In craft, there is place for tradition—“Yes, chef!” and the classical techniques which have endured because they work—and there is place for reckless abandonment in innovation and risk-taking.
I learned to make béchamel the traditional way. Equal parts butter and flour by weight, cooked to blonde, then milk whisked in slowly to avoid lumps. Foundational.
But I also learned that you can bloom miso paste in that butter before adding flour, that you can substitute cream for half the milk, that finishing with a grating of nutmeg and a splash of white wine makes it yours. The wisdom is in knowing the difference.
Master the basics first. Learn why they work. Then break them intentionally, not from ignorance but from understanding. Allow yourself to experiment. It’s okay to invest in shitty-tasting failures. It’s the only way we learn what doesn’t work, and thus what does work.
I once tried to make a balsamic reduction with added star anise. Horrible. But I learned that star anise’s licorice flavour compounds amplify bitterness in reduced vinegar. Now I know. The failure had value.
Your failed drafts have the same value. They teach you which metaphors don’t land, which structures collapse, which voices aren’t yours. Once a month, deliberately write something you expect to fail. A form you’ve never tried. A voice that isn’t yours. A structure that feels wrong. Then analyze why it failed. That knowledge is gold.
PART FIVE: SERVICE.
Cooking isn’t the most important thing in the kitchen. It’s the plating. It’s the moment you slide the dish across the pass and say, “Ready.”
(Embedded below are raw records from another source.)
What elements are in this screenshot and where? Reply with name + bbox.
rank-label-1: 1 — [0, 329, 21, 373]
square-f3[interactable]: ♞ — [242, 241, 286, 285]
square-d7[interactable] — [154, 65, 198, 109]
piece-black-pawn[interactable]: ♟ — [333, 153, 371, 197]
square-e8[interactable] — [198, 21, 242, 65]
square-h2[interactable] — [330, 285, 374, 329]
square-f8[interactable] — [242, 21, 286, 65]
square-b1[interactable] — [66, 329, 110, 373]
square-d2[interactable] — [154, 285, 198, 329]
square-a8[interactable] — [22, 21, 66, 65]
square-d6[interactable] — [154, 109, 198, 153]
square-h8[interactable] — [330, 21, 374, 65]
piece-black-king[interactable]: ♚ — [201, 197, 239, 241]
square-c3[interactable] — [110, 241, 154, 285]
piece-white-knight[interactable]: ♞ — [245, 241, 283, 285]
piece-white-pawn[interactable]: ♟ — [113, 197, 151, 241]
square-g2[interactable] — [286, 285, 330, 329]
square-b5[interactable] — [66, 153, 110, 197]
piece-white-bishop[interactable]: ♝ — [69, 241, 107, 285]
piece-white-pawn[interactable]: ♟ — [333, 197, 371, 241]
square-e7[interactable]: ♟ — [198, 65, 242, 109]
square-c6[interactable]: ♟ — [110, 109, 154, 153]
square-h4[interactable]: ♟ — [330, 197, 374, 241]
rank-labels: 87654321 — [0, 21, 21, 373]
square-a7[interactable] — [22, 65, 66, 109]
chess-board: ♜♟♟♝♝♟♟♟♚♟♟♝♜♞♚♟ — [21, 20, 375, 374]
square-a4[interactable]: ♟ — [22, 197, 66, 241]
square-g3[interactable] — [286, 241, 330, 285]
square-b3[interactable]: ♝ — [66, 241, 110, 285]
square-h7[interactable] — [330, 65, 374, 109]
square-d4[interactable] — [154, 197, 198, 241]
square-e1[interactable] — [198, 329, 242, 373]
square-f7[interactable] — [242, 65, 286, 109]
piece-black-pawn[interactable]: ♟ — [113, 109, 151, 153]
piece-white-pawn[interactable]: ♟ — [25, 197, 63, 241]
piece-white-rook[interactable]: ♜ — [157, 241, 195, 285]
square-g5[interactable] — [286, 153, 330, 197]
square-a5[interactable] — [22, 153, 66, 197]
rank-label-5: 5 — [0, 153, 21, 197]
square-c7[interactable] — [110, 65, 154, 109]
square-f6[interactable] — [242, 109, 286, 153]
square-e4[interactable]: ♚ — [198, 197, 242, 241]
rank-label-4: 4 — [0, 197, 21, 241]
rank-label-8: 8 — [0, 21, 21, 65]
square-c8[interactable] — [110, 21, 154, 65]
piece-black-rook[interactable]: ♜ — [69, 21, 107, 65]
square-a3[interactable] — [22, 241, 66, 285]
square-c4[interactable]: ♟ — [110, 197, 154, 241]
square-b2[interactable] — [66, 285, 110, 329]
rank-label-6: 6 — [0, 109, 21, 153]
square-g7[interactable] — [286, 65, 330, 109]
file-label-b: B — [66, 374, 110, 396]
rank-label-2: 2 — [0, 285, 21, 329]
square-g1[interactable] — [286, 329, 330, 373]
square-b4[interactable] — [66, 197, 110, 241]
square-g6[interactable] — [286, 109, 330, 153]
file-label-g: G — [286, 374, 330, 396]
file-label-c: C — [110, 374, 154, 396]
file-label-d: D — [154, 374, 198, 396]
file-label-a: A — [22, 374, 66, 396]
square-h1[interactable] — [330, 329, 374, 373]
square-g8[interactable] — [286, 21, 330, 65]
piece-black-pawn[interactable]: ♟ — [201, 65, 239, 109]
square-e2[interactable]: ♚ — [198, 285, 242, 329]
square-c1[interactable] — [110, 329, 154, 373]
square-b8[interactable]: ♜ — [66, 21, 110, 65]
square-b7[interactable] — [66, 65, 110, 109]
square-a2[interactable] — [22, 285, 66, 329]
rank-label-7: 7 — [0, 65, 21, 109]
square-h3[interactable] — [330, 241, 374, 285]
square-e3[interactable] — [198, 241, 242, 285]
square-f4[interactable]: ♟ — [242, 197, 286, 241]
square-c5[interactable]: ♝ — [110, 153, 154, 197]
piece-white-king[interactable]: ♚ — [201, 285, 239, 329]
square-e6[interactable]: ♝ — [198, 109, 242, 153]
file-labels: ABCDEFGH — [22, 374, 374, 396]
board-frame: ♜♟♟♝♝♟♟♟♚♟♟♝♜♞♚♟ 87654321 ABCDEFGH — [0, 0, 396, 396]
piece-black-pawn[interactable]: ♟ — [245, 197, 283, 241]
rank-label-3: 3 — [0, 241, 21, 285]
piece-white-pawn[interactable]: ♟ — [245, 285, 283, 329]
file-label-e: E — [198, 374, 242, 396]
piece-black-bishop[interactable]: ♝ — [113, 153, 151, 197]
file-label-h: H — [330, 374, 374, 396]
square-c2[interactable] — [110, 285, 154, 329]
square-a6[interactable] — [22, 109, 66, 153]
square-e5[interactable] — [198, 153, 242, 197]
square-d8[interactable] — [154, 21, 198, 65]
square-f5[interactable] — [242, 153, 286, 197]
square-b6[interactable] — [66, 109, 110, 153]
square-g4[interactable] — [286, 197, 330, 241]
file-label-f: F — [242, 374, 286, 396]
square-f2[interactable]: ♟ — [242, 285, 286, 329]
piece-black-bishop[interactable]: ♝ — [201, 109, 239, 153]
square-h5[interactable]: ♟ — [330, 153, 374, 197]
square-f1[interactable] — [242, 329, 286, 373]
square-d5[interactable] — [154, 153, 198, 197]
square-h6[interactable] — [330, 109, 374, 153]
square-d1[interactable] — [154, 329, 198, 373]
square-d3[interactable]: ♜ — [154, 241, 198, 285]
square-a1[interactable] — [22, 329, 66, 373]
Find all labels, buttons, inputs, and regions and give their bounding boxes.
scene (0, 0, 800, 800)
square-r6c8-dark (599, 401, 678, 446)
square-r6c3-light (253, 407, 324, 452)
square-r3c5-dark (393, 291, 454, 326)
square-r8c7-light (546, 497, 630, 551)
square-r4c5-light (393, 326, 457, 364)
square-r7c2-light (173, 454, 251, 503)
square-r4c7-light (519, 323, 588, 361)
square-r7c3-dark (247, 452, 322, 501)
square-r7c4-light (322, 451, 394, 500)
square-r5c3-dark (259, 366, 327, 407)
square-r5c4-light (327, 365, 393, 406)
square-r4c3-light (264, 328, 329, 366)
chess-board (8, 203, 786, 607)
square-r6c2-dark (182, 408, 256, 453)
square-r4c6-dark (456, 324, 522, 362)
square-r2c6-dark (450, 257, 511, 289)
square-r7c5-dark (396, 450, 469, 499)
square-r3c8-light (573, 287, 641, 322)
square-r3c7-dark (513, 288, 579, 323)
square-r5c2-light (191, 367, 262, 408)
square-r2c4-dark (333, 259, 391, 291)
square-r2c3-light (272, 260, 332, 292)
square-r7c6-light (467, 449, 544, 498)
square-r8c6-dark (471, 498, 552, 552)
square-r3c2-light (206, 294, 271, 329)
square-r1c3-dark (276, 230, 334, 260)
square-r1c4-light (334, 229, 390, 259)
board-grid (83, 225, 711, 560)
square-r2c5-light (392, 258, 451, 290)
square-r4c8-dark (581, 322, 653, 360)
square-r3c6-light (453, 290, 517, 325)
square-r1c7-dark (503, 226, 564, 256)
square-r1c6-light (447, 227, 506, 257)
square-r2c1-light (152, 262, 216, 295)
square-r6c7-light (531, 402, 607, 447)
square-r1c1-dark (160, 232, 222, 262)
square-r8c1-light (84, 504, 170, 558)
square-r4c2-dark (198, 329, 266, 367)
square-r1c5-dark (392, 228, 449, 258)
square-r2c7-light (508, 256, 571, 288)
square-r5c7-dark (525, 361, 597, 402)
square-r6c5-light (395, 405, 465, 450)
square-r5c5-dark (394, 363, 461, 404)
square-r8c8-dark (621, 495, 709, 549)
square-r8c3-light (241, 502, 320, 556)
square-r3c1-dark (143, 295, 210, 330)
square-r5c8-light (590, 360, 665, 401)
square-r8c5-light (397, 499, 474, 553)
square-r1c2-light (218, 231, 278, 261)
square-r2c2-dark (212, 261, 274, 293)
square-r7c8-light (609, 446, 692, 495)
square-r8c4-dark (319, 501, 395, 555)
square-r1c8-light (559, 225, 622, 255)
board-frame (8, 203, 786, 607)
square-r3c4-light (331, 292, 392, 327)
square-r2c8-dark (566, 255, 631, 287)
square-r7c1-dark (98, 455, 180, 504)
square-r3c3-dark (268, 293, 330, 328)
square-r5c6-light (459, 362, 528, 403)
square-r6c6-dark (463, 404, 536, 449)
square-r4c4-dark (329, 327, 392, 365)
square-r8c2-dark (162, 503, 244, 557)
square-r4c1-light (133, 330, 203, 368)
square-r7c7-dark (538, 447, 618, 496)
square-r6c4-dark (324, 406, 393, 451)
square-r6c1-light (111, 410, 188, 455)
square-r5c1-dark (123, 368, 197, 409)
You’ve tasted it. You’ve checked the temperature. You’ve wiped the rim of the plate. Now it goes out into the world, and you have no control over what happens next. The diner might love it. They might hate it. They might have an allergy you didn’t account for despite doing everything right. You can only control the prep and the cooking. The rest is service.
Writing is the same. Prep your ideas, taste as you write, revise until it’s the best version you can make today. Then publish. What happens after that isn’t yours to control.
Some readers will taste what you intended. Some will find flavours you didn’t know you’d put there. Some will hate it for reasons that have nothing to do with you. That’s service.
After Sunday brunch, after the families had eaten and left, after I’d cleaned the island countertops one final time and mopped the floors that creaked, I would stand in the kitchen alone for a moment.
The stainless steel refrigerators hummed their constant song. The plastic cereal dispensers waited for Monday. My blue ceramic knife was washed and put away. The green-stained cutting board hung to dry. Everything in its place. Ready for the next gathering.
Mise en place is about the space between cooking. Building a practice that doesn’t require you to be inspired or motivated or “in the mood.” Show up to the station, every time, with everything you need already in place. When it’s time to cook, when it’s time to write, there’s nothing between you and the work. Just your hands, your tools, and the thing you’re making. Just the words waiting to be tasted.
Try This Tomorrow:
- Set up your writing space tonight, before bed. Document open, first sentence written (even badly).
- Choose one physical ritual to begin tomorrow’s session.
- Write for twenty minutes without stopping to revise.
- Read it aloud.
- Note one thing that worked, one thing that didn’t.
- Show up the next day and do it again.